Нет, это никуда не годится. Как только она меня отпустит, Ищущий меня увидит.

— У меня есть идея получше. Я отвечу тебе на много вопросов, поделюсь знанием о прошлом и будущем, открою тайны бытия запретные для смертных. А за это ты исполнишь мой приказ.

— Я не настолько глупа, демон. Моей души тебе не получить.

— А мне и не нужна твоя душа. Только тело.

— В каком смысле?

— В том самом. Ты что, никогда раньше не отдавалась Сатане на шабаше?

Я начинал нервничать, Ищущий рыскал вокруг бесплотным духом.

Ведьма вдруг смутилась, вот уж чего не ожидал. Раньше они были бесстыжей, все таки сексуальная революция сильно снизила раскованность у женщин.
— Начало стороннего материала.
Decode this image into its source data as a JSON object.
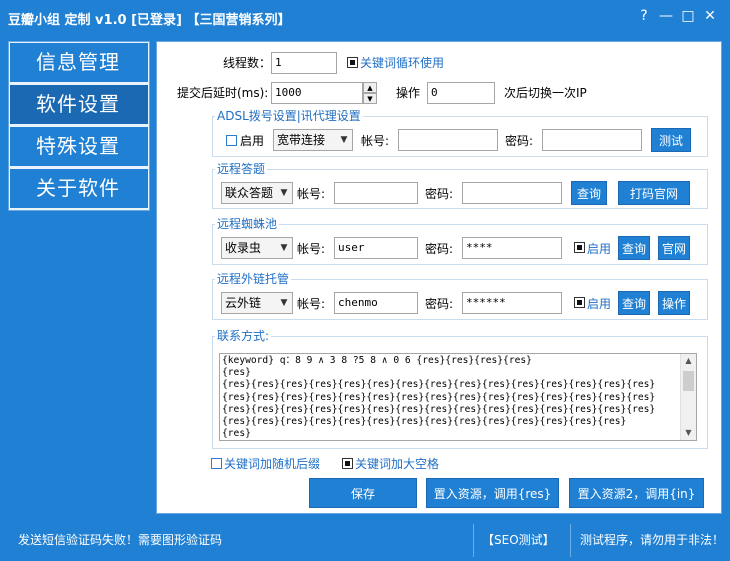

В прежние времена таким предложением ведьму было не смутить.

— На сколько вопросов ты ответишь? — она явно колебалась.

— На много. Больше, чем ты сможешь задать.
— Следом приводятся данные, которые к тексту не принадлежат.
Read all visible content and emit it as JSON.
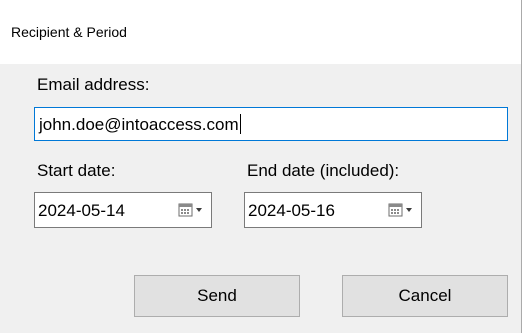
{
  "window": {
    "title": "Recipient & Period"
  },
  "email": {
    "label": "Email address:",
    "value": "john.doe@intoaccess.com"
  },
  "start_date": {
    "label": "Start date:",
    "value": "2024-05-14",
    "icon": "calendar-dropdown-icon"
  },
  "end_date": {
    "label": "End date (included):",
    "value": "2024-05-16",
    "icon": "calendar-dropdown-icon"
  },
  "buttons": {
    "send": "Send",
    "cancel": "Cancel"
  },
  "colors": {
    "focus_border": "#0078d7",
    "dialog_background": "#f0f0f0",
    "button_face": "#e1e1e1"
  }
}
Ищущий словно услышал мой голос и принялся летать вокруг моего круга-тюрьмы, не в силах разглядеть или почуять, что внутри. Наконец, он что-то понял, и страшно завыл. Ведьма не видела, и не слышала его, но тоже что-то почувствовала — по ее телу прошла дрожь и на секунду я испугался, что она сбежит и все испортит.

Вой Ищущего все не стихал, и на поляну стянулось еще несколько духов. Голодные, жадные, лишенные человеческой формы, пистолет против них не поможет, с ними я бы не справился.
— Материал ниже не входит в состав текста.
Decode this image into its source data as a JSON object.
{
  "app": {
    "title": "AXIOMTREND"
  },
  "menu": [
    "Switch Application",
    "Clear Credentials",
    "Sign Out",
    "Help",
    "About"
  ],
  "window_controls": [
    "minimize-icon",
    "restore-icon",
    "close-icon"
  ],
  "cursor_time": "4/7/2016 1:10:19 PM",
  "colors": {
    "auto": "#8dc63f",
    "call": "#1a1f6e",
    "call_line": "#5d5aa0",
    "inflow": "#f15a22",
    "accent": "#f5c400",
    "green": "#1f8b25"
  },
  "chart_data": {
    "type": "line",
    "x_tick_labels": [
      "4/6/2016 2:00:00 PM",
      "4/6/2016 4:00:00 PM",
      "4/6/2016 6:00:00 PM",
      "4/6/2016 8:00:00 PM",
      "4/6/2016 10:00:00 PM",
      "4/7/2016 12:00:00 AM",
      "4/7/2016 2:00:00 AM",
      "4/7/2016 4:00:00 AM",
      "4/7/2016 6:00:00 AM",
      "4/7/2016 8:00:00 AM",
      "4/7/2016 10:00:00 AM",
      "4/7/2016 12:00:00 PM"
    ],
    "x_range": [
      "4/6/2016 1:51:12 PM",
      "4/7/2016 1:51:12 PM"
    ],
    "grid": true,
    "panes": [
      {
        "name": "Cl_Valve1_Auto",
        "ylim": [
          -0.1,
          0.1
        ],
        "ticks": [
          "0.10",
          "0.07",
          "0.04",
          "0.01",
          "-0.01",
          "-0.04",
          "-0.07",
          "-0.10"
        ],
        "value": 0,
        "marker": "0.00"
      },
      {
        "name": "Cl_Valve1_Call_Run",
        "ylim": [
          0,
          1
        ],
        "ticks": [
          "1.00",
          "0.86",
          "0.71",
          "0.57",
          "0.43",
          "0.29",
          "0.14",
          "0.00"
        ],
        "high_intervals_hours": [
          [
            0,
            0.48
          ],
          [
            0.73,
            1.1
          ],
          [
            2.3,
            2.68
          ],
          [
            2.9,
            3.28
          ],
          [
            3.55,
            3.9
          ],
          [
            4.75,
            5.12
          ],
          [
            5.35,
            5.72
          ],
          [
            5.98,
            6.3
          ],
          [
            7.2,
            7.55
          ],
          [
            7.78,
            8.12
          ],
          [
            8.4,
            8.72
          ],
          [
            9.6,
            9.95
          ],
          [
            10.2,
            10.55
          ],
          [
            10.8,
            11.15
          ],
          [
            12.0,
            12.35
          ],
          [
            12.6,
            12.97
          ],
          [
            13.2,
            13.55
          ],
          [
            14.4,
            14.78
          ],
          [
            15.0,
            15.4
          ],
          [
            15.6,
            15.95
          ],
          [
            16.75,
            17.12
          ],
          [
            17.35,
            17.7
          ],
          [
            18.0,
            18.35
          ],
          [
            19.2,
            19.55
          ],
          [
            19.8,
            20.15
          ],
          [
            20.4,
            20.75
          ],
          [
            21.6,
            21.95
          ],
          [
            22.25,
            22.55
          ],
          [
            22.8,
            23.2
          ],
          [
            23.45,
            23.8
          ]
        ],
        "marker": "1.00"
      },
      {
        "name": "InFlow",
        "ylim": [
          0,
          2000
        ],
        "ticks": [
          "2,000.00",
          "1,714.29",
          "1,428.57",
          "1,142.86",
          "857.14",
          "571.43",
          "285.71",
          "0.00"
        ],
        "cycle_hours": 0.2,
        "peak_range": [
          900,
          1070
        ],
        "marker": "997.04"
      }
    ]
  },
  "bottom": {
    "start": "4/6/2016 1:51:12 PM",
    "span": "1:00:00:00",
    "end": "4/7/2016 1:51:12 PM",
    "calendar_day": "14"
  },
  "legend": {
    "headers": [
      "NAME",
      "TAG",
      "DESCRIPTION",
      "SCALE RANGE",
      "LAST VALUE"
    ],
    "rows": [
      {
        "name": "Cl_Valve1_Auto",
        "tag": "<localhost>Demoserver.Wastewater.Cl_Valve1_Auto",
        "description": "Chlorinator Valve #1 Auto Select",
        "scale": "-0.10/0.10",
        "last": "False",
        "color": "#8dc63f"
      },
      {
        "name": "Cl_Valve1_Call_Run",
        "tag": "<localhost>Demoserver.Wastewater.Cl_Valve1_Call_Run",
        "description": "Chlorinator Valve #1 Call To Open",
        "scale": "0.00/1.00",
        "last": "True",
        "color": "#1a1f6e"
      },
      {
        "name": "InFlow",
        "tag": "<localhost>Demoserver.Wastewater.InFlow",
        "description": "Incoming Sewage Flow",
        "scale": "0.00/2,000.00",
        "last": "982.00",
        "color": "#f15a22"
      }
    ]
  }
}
Но ведьма не подвела. Она обняла себя руками, как будто замерзла, поежилась, а затем кивнула.

— Я согласна.

— Тогда возьми спальник из палатки и расстели его в своем круге. Раздевайся и ложись.

 

Мы провели там всю ночь, кутаясь в спальник, дрожа от холода и возбуждения. Она сначала стеснялась и терпела, потом вошла во вкус. А у меня не было выбора — мне нужно было впитать её запах, чтобы Ищущие потеряли мой след. Они сгинули с первыми лучами солнца, вернулись в человеческие тела, без которых не могут выносить света, так что у меня было время убраться как можно дальше.

Мы собрали палатку, стерли круги. Я взвалил на плечи её поклажу и мы вместе побрели через лес — неподалеку оказалась парковка, где ведьма оставила машину.

 

По дороге в город она засыпала меня вопросами.

— Почему Трехликий? У тебя же одно лицо?

— На самом деле три. Сейчас я Мистик, но когда придет время обращусь Гедонистом, потом Отшельником. Я поменяюсь полностью, и внешне и внутренне, ты меня не узнаешь.

— И ты можешь менять облик по своему желанию? Покажи!

— Нет, что ты. По своему желанию только люди живут. Вы одни наделены свободой воли, а мы, духи, живем циклами. Мы подчиняемся Луне, стихиям, временам года. Мы часть этого мира, а вы — его настоящие владельцы.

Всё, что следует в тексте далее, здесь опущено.